Any one named Larsson should be reading the "Sea Wolf"
Scott Chesnick
chesnics at fido.nhlbi.nih.gov
Tue Apr 22 07:57:39 CDT 1997
I caught the Swedish Larsson reference on the P-List
We just finished reading London's wonderful tale. "Sea Wolf"
The grand anti-hero (the fallen Angel) Is "Wolf Larsson"
A Viking 's Viking. You will enjoy it. The unabridged book on tape version
is a work of art as well.
Read by a American version of Richard Burton, wonderful voice.(His name
escapes me). See if your local public library can find it for you on
inter-library loan if they do not have it.
The complete book can be found at:
http://sunsite.berkeley.edu/London/Writings/SeaWolf/
Regards
Scott Chesnick / Ingrid's father
PS P-list:The Pynchon canoe can be linked via this horrible limmerick
"There once was a man named Pope"....
Which evolved from....
"There once was a man from Peru,
Who fell asleep in a canoe......"
Any hyphenated Americans out there who will go out of the visible spectrum
because we mentioned
Peru ?
Obvious some reference to skin pigments.
Which come from melatonin, a complex molecule that evolved to present day as
a neuro- transmitter. Setting one's thresholds of perception and pain to the
amount of Ultra-violet radiation you have absorbed though the thin layer of
skin.
********************************************************
I looked into his face. It was a glow with light, as the sea itself, and the
eyes were flashing in the starshine.
"It strikes me as remarkable, to say the least, that you should show
enthusiasm," I answered coldly.
"Why, man, it's living! it's life!" he cried.
"Which is a cheap thing and without value," I flung his words at him.
He laughed, and it was the first time I had heard honest mirth in his voice.
"Ah, I cannot get you to understand, cannot drive it into your head, what a
thing this life is. Of course life is valueless, except to itself. And I can
tell you that my life is
pretty valuable just now -- to myself. It is beyond price, which you will
acknowledge is a terrific overrating, but which I cannot help, for it is the
life that is in me that
makes the rating."
He appeared waiting for the words with which to express the thought that was
in him, and finally went on.
"Do you know, I am filled with a strange uplift; I feel as if all time were
echoing through me, as though all powers were mine. know truth, divine good
from evil, right
from wrong. My vision is clear and far. I could almost believe in God. But,"
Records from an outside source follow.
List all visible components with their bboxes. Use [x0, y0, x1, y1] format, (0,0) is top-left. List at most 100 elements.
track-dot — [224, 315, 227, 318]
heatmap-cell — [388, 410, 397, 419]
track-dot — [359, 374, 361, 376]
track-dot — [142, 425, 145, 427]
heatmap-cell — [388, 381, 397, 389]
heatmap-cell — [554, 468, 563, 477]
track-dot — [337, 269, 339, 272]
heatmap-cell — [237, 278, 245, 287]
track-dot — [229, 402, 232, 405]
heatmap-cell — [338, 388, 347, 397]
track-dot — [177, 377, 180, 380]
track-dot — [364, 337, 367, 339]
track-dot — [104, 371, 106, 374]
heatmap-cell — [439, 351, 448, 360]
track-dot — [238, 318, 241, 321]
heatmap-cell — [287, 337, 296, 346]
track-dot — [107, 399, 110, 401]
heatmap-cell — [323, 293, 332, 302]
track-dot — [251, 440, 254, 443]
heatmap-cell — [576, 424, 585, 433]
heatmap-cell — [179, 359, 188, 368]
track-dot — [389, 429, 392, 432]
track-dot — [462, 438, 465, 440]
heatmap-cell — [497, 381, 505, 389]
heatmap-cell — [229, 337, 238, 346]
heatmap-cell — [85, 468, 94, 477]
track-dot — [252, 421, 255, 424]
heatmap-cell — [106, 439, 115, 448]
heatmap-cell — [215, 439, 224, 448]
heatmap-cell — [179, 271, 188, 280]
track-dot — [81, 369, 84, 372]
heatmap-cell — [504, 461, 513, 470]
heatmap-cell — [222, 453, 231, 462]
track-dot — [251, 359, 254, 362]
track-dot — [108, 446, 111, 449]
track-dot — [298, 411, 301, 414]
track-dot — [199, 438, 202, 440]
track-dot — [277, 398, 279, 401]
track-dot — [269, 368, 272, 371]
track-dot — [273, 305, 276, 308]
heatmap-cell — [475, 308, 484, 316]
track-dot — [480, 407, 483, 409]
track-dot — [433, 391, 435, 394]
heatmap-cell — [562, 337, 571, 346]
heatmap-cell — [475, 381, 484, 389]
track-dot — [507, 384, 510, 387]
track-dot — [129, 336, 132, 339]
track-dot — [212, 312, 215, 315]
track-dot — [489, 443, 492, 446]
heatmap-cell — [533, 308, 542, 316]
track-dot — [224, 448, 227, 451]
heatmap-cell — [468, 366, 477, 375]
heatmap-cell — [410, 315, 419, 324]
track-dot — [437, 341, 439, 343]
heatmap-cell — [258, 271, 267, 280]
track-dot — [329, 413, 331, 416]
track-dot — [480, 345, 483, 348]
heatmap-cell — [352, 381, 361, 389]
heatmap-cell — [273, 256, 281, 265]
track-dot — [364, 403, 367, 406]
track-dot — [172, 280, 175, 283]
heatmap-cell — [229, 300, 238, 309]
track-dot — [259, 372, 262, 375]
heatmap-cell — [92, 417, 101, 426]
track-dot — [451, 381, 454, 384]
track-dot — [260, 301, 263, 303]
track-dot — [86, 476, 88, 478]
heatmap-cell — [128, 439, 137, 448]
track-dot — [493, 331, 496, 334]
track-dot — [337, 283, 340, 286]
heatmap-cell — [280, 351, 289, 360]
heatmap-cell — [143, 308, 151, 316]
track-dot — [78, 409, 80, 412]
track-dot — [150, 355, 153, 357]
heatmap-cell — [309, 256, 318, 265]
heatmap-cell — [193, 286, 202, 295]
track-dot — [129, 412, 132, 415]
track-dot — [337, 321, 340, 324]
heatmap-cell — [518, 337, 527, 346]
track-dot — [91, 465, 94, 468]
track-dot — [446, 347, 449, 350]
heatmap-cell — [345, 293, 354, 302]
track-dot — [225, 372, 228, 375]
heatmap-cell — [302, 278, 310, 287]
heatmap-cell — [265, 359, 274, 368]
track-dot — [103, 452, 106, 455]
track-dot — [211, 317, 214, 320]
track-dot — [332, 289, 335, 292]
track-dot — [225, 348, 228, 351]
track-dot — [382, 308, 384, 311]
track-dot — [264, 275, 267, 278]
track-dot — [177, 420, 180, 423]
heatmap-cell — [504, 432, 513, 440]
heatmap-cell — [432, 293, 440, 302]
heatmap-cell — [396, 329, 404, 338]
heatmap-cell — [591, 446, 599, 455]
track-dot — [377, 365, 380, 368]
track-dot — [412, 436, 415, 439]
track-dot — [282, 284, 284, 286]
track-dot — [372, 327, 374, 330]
-- and his voice changed and the light went out of his face, -- "what is
this condition in
which I find myself? this joy of living? this exultation of life? this
inspiration, I may well call it? It is what comes when there is nothing
wrong with one's digestion, when
his stomach is in trim and his appetite has an edge, and all goes well. It
is the bribe for living, the champagne of the blood, the effervescence of
the ferment -- that
makes some men think holy thoughts, and other men to see God or to create
him when they cannot see him. That is all, the drunkenness of life, the
stirring and
crawling of the yeast, the babbling of the life that is insane with
consciousness that it is alive. And -- bah! To- morrow I shall pay for it as
the drunkard pays. And I
shall know that must die, at sea most likely, cease crawling of myself to be
all acrawl with the corruption of the sea; to be fed upon, to be carrion, to
yield up all the
strength and movement of my muscles that it may become strength and movement
in fin and scale and the guts of fishes. Bah! And bah! again. The champagne is
already flat. The sparkle and bubble has gone out and it is a tasteless drink."
He left me as suddenly as he had come, springing to the deck with the weight
and softness of a tiger. The Ghost ploughed on her way. I noted the gurgling
forefoot
was very like a snore, and as I listened to it the effect of Wolf Larsen's
swift rush from sublime exultation to despair slowly left me.